Not m-payments again!
Mobile payments must be the most heralded innovation of all time. We have been talking about it for 10 years or more, and still don’t have a reliable definition, let alone a clear, widely-accepted process flow.
Mobile payments’ can be:
- A text/SMS direction to a stored value service;
- A transfer or top-up of airtime (air minutes) between mobile accounts;
- A charge on your phone bill;
- A contactless (near field communication or NFC) card transaction initiated from a mobile device, either by a chip that resides inside the phone or a sticker attached to the outside;
- An internet payment executed from the mobile using any number of web-based services; or
- An app-driven service for 3- and 4-G phones using a range of wireless connections.
All of these are in operation, somewhere in the world. Do we need them all here in Australia? Probably not, but in the vibrant world of retail payment innovations, that’s probably the wrong question. Rather, we might ask “which one(s) can win in an open, competitive marketplace?”
Payments providers have a natural competitive desire to get a jump on the market. This battles with the need for a critical mass of network participants to offer the service at the same time, as this maximizes its attraction for customers. Mobile payments have an added complexity: not only must payment service competitors collaborate to get a ubiquitous product, but telecoms competitors may need to do so as well and at the same time. This turns out to be a tall order, based on a quick global survey.
When it comes to mobile payments, countries generally fall into two categories: those with a significant ‘un-banked’ population and those that are’well-banked’.
Where a significant proportion of the population is un-banked or at least under-served by existing payment products, the mobile offers a rapid-implementation, low-outlay opportunity for significantly enhancing consumer payments. Simple consumer mobile payments solutions (text- or airtime-based) often grow fast in such green-fields environments. The widely celebrated M-PESA from Kenya is a good example.
But where consumers and small merchants are already well-banked and well-served for payments, mobile payments are a tougher sell. The incremental improvement from existing, well-established products like cards and bill payments is smaller, and the mere delivery of another payment channel is unlikely to cut it with customers – there needs to be a new angle. This is, of course, where Australia sits, along with the US, the UK and Canada, to name a few.

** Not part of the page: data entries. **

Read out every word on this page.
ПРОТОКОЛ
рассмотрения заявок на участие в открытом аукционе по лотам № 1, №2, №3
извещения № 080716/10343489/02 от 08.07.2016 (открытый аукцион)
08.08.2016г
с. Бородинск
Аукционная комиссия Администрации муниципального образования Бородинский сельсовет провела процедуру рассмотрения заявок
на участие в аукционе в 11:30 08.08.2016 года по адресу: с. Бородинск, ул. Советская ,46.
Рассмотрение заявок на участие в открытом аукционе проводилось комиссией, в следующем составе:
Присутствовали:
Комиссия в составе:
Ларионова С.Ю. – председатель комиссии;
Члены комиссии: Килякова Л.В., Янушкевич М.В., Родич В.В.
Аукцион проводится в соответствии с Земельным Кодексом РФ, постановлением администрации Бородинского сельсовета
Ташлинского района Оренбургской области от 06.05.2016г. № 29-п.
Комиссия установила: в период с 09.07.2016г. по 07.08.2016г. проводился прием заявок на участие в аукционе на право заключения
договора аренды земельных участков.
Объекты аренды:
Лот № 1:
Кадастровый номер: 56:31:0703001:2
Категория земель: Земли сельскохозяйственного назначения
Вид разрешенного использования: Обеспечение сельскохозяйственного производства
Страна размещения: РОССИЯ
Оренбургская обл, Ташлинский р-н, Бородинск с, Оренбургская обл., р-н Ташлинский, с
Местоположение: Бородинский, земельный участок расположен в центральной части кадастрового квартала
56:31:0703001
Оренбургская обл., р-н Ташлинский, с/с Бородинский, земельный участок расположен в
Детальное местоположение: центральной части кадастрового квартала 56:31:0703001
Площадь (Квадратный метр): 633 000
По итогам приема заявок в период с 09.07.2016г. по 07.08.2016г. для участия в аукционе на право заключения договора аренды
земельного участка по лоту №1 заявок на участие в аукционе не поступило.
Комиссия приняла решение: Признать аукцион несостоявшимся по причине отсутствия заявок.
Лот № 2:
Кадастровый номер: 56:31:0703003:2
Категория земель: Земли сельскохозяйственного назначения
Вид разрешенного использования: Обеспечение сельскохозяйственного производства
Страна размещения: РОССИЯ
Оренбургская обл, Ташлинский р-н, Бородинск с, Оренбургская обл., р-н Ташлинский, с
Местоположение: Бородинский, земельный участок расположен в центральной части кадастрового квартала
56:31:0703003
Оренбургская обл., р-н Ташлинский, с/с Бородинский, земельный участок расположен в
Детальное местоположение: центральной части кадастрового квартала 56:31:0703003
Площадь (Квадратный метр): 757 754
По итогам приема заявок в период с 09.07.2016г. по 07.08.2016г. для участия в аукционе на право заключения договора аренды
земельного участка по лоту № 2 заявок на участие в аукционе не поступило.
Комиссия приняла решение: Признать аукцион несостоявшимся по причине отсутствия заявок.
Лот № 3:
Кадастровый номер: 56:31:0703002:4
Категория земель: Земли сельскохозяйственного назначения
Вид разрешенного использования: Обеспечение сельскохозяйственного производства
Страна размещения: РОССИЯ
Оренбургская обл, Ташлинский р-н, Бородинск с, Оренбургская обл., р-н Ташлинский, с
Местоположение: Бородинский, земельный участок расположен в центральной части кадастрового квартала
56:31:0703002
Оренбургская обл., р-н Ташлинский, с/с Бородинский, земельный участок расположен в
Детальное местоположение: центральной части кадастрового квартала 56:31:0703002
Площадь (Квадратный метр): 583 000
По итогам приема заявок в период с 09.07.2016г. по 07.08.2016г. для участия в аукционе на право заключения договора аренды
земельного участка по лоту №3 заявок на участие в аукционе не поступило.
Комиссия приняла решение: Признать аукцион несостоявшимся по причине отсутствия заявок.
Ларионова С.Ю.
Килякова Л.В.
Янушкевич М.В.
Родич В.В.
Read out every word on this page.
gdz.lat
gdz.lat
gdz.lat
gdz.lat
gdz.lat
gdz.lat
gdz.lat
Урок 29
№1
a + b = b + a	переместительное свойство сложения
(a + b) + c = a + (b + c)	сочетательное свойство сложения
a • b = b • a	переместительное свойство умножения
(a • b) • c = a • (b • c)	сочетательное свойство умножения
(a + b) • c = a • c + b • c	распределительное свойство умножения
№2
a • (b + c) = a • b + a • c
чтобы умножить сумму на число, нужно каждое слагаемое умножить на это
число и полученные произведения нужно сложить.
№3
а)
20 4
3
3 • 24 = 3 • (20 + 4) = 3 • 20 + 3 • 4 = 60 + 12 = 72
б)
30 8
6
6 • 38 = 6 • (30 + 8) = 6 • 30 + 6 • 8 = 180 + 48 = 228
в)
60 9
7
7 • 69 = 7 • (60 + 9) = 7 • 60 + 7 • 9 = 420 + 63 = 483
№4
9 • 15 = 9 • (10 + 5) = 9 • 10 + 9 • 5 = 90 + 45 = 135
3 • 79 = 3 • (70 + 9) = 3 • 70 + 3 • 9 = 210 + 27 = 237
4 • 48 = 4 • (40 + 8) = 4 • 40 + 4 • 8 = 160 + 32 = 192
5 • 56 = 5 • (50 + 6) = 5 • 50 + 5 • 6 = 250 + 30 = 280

The payments bodies in the US, the UK, South Africa, and Canada have either introduced rules or are considering policy implications for mobile payments. Many industry participants see mobile payments as a highly competitive space, and therefore not yet ready for general collaboration. There is an evolutionary cycle to such developments. Trails are blazed competitively and in multiple directions, but at some stage there needs to be some standardisation to get ubiquity, economy and efficiency. It is often hard to pick when it’s the right time to start talking about industry standards: too early and competitive development may be stifled; too late and structural inefficiencies and incompatibilities become entrenched.
When regulators get interested, it is generally a sign that industry needs to look at its own approach. In a recent discussion paper from the Federal Reserve Bank of Boston, the regulatory framework, business models and standards to promote mobile payments were identified as potential areas for further policy investigation by the US Federal Reserve.
There may be a loose analogy to the development of ATM networks and debit card schemes in big markets like the US. Initial rollouts were institution-specific, then, financial institutions grouped themselves into progressively fewer, larger networks, ultimately achieving something like ubiquity. But this is only possible when standards and formats are largely compatible – hence the standardisation timing issue above.
At APCA, our role is to promote collaborative enhancement of the payments system. This leads us towards sponsoring the standardisation debate even as competitors are aggressively developing their own offerings, and tending to hold their cards (no pun intended) close to their chests. While network ubiquity may still be quite a way off, the debate itself may encourage greater compatibility to support future evolution.